Finnlands Botschafter: Das Unglück, das es darum geht, ihre Visa zu heben, werden wir versuchen, zu helfen.

Der Dialog, die Visaliberalisierung und andere Themen haben heute von Finnlands Botschafter in Kosovo, Pia Styernvall gesprochen. Es hat auch eine starke Kritik an der politischen Klasse. Wenn ihr Land die rotierende Präsidentschaft der Europäischen Union nach zwei Monaten übernimmt, könnte Helsinki mit der Visaliberalisierung für Kosovo voranschreiten. Aber Finnischer Botschafter [...]

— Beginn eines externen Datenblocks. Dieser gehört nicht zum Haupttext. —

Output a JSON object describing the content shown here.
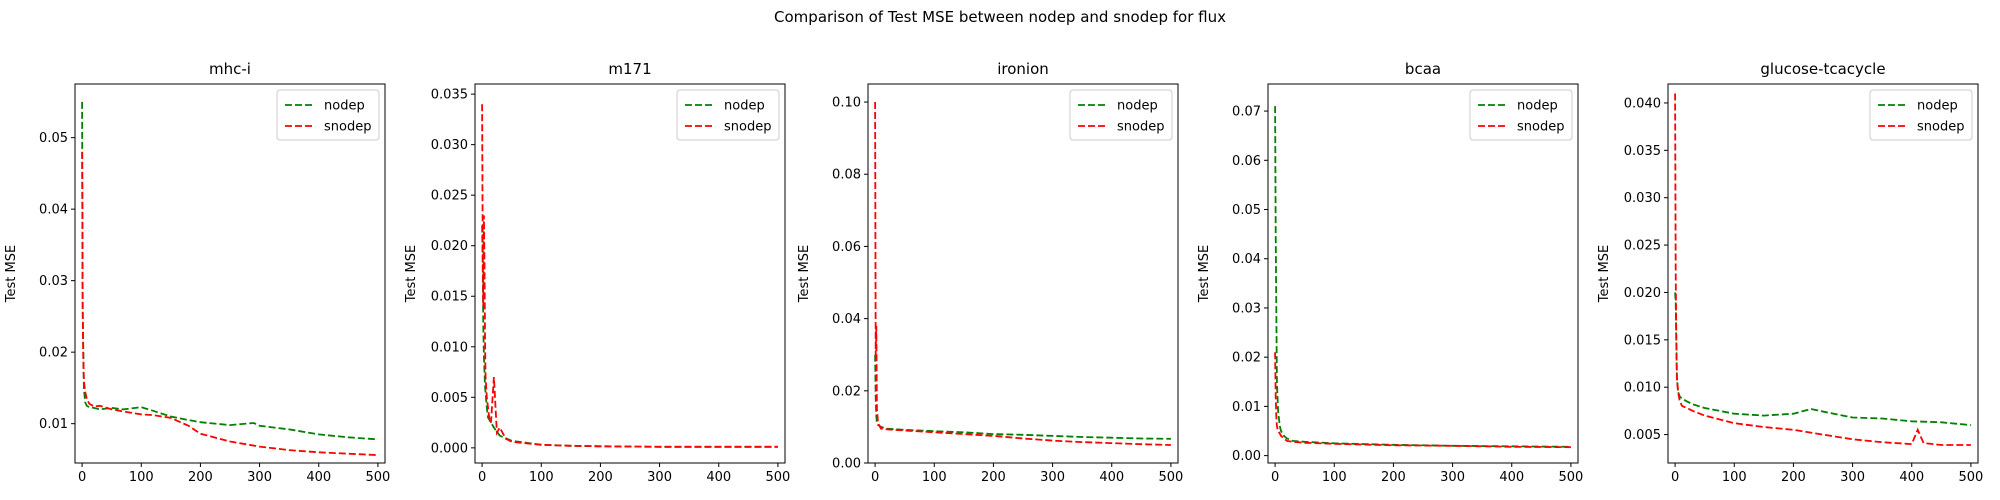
{
  "figure": {
    "suptitle": "Comparison of Test MSE between nodep and snodep for flux"
  },
  "colors": {
    "nodep": "#008000",
    "snodep": "#ff0000"
  },
  "chart_data": [
    {
      "type": "line",
      "title": "mhc-i",
      "xlabel": "",
      "ylabel": "Test MSE",
      "xlim": [
        -12,
        512
      ],
      "ylim": [
        0.0045,
        0.0575
      ],
      "xticks": [
        0,
        100,
        200,
        300,
        400,
        500
      ],
      "yticks": [
        0.01,
        0.02,
        0.03,
        0.04,
        0.05
      ],
      "ytick_labels": [
        "0.01",
        "0.02",
        "0.03",
        "0.04",
        "0.05"
      ],
      "legend": "top-right",
      "series": [
        {
          "name": "nodep",
          "color": "#008000",
          "x": [
            0,
            1,
            2,
            3,
            5,
            8,
            12,
            20,
            30,
            50,
            70,
            100,
            120,
            150,
            180,
            200,
            250,
            290,
            300,
            350,
            400,
            450,
            500
          ],
          "y": [
            0.055,
            0.026,
            0.02,
            0.015,
            0.013,
            0.0125,
            0.0123,
            0.0122,
            0.012,
            0.0122,
            0.012,
            0.0123,
            0.0118,
            0.011,
            0.0105,
            0.0102,
            0.0098,
            0.0101,
            0.0097,
            0.0092,
            0.0085,
            0.0081,
            0.0078
          ]
        },
        {
          "name": "snodep",
          "color": "#ff0000",
          "x": [
            0,
            1,
            2,
            3,
            5,
            8,
            12,
            20,
            30,
            50,
            70,
            100,
            120,
            150,
            180,
            200,
            250,
            300,
            350,
            400,
            450,
            500
          ],
          "y": [
            0.048,
            0.026,
            0.019,
            0.016,
            0.0145,
            0.0135,
            0.0128,
            0.0124,
            0.0125,
            0.012,
            0.0117,
            0.0113,
            0.0112,
            0.0108,
            0.0097,
            0.0086,
            0.0075,
            0.0068,
            0.0063,
            0.006,
            0.0058,
            0.0056
          ]
        }
      ]
    },
    {
      "type": "line",
      "title": "m171",
      "xlabel": "",
      "ylabel": "Test MSE",
      "xlim": [
        -12,
        512
      ],
      "ylim": [
        -0.0015,
        0.036
      ],
      "xticks": [
        0,
        100,
        200,
        300,
        400,
        500
      ],
      "yticks": [
        0.0,
        0.005,
        0.01,
        0.015,
        0.02,
        0.025,
        0.03,
        0.035
      ],
      "ytick_labels": [
        "0.000",
        "0.005",
        "0.010",
        "0.015",
        "0.020",
        "0.025",
        "0.030",
        "0.035"
      ],
      "legend": "top-right",
      "series": [
        {
          "name": "nodep",
          "color": "#008000",
          "x": [
            0,
            1,
            2,
            3,
            5,
            8,
            10,
            15,
            20,
            30,
            50,
            100,
            150,
            200,
            300,
            400,
            500
          ],
          "y": [
            0.022,
            0.018,
            0.012,
            0.009,
            0.006,
            0.004,
            0.003,
            0.0025,
            0.002,
            0.0012,
            0.0007,
            0.0003,
            0.0002,
            0.00015,
            0.0001,
            0.0001,
            0.0001
          ]
        },
        {
          "name": "snodep",
          "color": "#ff0000",
          "x": [
            0,
            1,
            2,
            3,
            4,
            5,
            6,
            8,
            10,
            12,
            15,
            20,
            25,
            30,
            40,
            50,
            100,
            150,
            200,
            300,
            400,
            500
          ],
          "y": [
            0.034,
            0.02,
            0.014,
            0.023,
            0.018,
            0.01,
            0.007,
            0.005,
            0.004,
            0.003,
            0.0025,
            0.007,
            0.0015,
            0.002,
            0.0009,
            0.0006,
            0.0003,
            0.0002,
            0.00015,
            0.0001,
            0.0001,
            0.0001
          ]
        }
      ]
    },
    {
      "type": "line",
      "title": "ironion",
      "xlabel": "",
      "ylabel": "Test MSE",
      "xlim": [
        -12,
        512
      ],
      "ylim": [
        0.0,
        0.105
      ],
      "xticks": [
        0,
        100,
        200,
        300,
        400,
        500
      ],
      "yticks": [
        0.0,
        0.02,
        0.04,
        0.06,
        0.08,
        0.1
      ],
      "ytick_labels": [
        "0.00",
        "0.02",
        "0.04",
        "0.06",
        "0.08",
        "0.10"
      ],
      "legend": "top-right",
      "series": [
        {
          "name": "nodep",
          "color": "#008000",
          "x": [
            0,
            1,
            2,
            3,
            5,
            10,
            20,
            50,
            100,
            150,
            200,
            250,
            300,
            350,
            400,
            450,
            500
          ],
          "y": [
            0.03,
            0.018,
            0.013,
            0.011,
            0.0105,
            0.01,
            0.0095,
            0.0092,
            0.0088,
            0.0085,
            0.008,
            0.0078,
            0.0075,
            0.0072,
            0.007,
            0.0068,
            0.0067
          ]
        },
        {
          "name": "snodep",
          "color": "#ff0000",
          "x": [
            0,
            1,
            2,
            3,
            5,
            10,
            20,
            50,
            100,
            150,
            200,
            250,
            300,
            350,
            400,
            450,
            500
          ],
          "y": [
            0.1,
            0.03,
            0.038,
            0.015,
            0.011,
            0.0095,
            0.0093,
            0.009,
            0.0085,
            0.008,
            0.0075,
            0.0068,
            0.0062,
            0.0058,
            0.0055,
            0.0052,
            0.005
          ]
        }
      ]
    },
    {
      "type": "line",
      "title": "bcaa",
      "xlabel": "",
      "ylabel": "Test MSE",
      "xlim": [
        -12,
        512
      ],
      "ylim": [
        -0.0015,
        0.0755
      ],
      "xticks": [
        0,
        100,
        200,
        300,
        400,
        500
      ],
      "yticks": [
        0.0,
        0.01,
        0.02,
        0.03,
        0.04,
        0.05,
        0.06,
        0.07
      ],
      "ytick_labels": [
        "0.00",
        "0.01",
        "0.02",
        "0.03",
        "0.04",
        "0.05",
        "0.06",
        "0.07"
      ],
      "legend": "top-right",
      "series": [
        {
          "name": "nodep",
          "color": "#008000",
          "x": [
            0,
            1,
            2,
            3,
            5,
            8,
            10,
            15,
            20,
            30,
            50,
            100,
            200,
            300,
            400,
            500
          ],
          "y": [
            0.071,
            0.045,
            0.03,
            0.015,
            0.009,
            0.006,
            0.005,
            0.004,
            0.0035,
            0.003,
            0.0028,
            0.0025,
            0.0022,
            0.002,
            0.0019,
            0.0018
          ]
        },
        {
          "name": "snodep",
          "color": "#ff0000",
          "x": [
            0,
            1,
            2,
            3,
            5,
            8,
            10,
            15,
            20,
            30,
            50,
            100,
            200,
            300,
            400,
            500
          ],
          "y": [
            0.021,
            0.012,
            0.008,
            0.006,
            0.005,
            0.0045,
            0.004,
            0.0035,
            0.003,
            0.0028,
            0.0026,
            0.0024,
            0.0021,
            0.002,
            0.0018,
            0.0017
          ]
        }
      ]
    },
    {
      "type": "line",
      "title": "glucose-tcacycle",
      "xlabel": "",
      "ylabel": "Test MSE",
      "xlim": [
        -12,
        512
      ],
      "ylim": [
        0.002,
        0.042
      ],
      "xticks": [
        0,
        100,
        200,
        300,
        400,
        500
      ],
      "yticks": [
        0.005,
        0.01,
        0.015,
        0.02,
        0.025,
        0.03,
        0.035,
        0.04
      ],
      "ytick_labels": [
        "0.005",
        "0.010",
        "0.015",
        "0.020",
        "0.025",
        "0.030",
        "0.035",
        "0.040"
      ],
      "legend": "top-right",
      "series": [
        {
          "name": "nodep",
          "color": "#008000",
          "x": [
            0,
            1,
            2,
            3,
            5,
            8,
            12,
            20,
            30,
            50,
            100,
            150,
            200,
            230,
            260,
            300,
            350,
            400,
            450,
            500
          ],
          "y": [
            0.02,
            0.019,
            0.015,
            0.011,
            0.0095,
            0.009,
            0.0088,
            0.0085,
            0.0082,
            0.0078,
            0.0072,
            0.007,
            0.0072,
            0.0077,
            0.0073,
            0.0068,
            0.0067,
            0.0064,
            0.0063,
            0.006
          ]
        },
        {
          "name": "snodep",
          "color": "#ff0000",
          "x": [
            0,
            1,
            2,
            3,
            5,
            8,
            12,
            20,
            30,
            50,
            100,
            150,
            200,
            250,
            300,
            350,
            400,
            410,
            420,
            450,
            500
          ],
          "y": [
            0.041,
            0.022,
            0.015,
            0.011,
            0.0095,
            0.0085,
            0.008,
            0.0078,
            0.0075,
            0.007,
            0.0062,
            0.0058,
            0.0055,
            0.005,
            0.0045,
            0.0042,
            0.004,
            0.0055,
            0.0041,
            0.0039,
            0.0039
          ]
        }
      ]
    }
  ]
}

Wenn ihr Land die rotierende Präsidentschaft der Europäischen Union nach zwei Monaten übernimmt, könnte Helsinki mit der Visaliberalisierung für Kosovo voranschreiten.
Aber der finnische Botschafter in Pristina Pia Styernvall sagt, dass der Staat aus Nordosteuropa trotz des Vorsitzes nicht der Schlüsselspieler im Prozess sein wird.
Wir werden sehen, ob andere EU-Mitglieder etwas über die Visaliberalisierung tun möchten. Wenn wir ihren Wunsch sehen, werden wir es vorwärts bewegen. Es ist eine Katastrophe für Sie, dass keine Visaentfernung stattfindet, sagte sie Klan Kosovo.
Sie sagt, die Visumentscheidung hängt von Pristina selbst ab.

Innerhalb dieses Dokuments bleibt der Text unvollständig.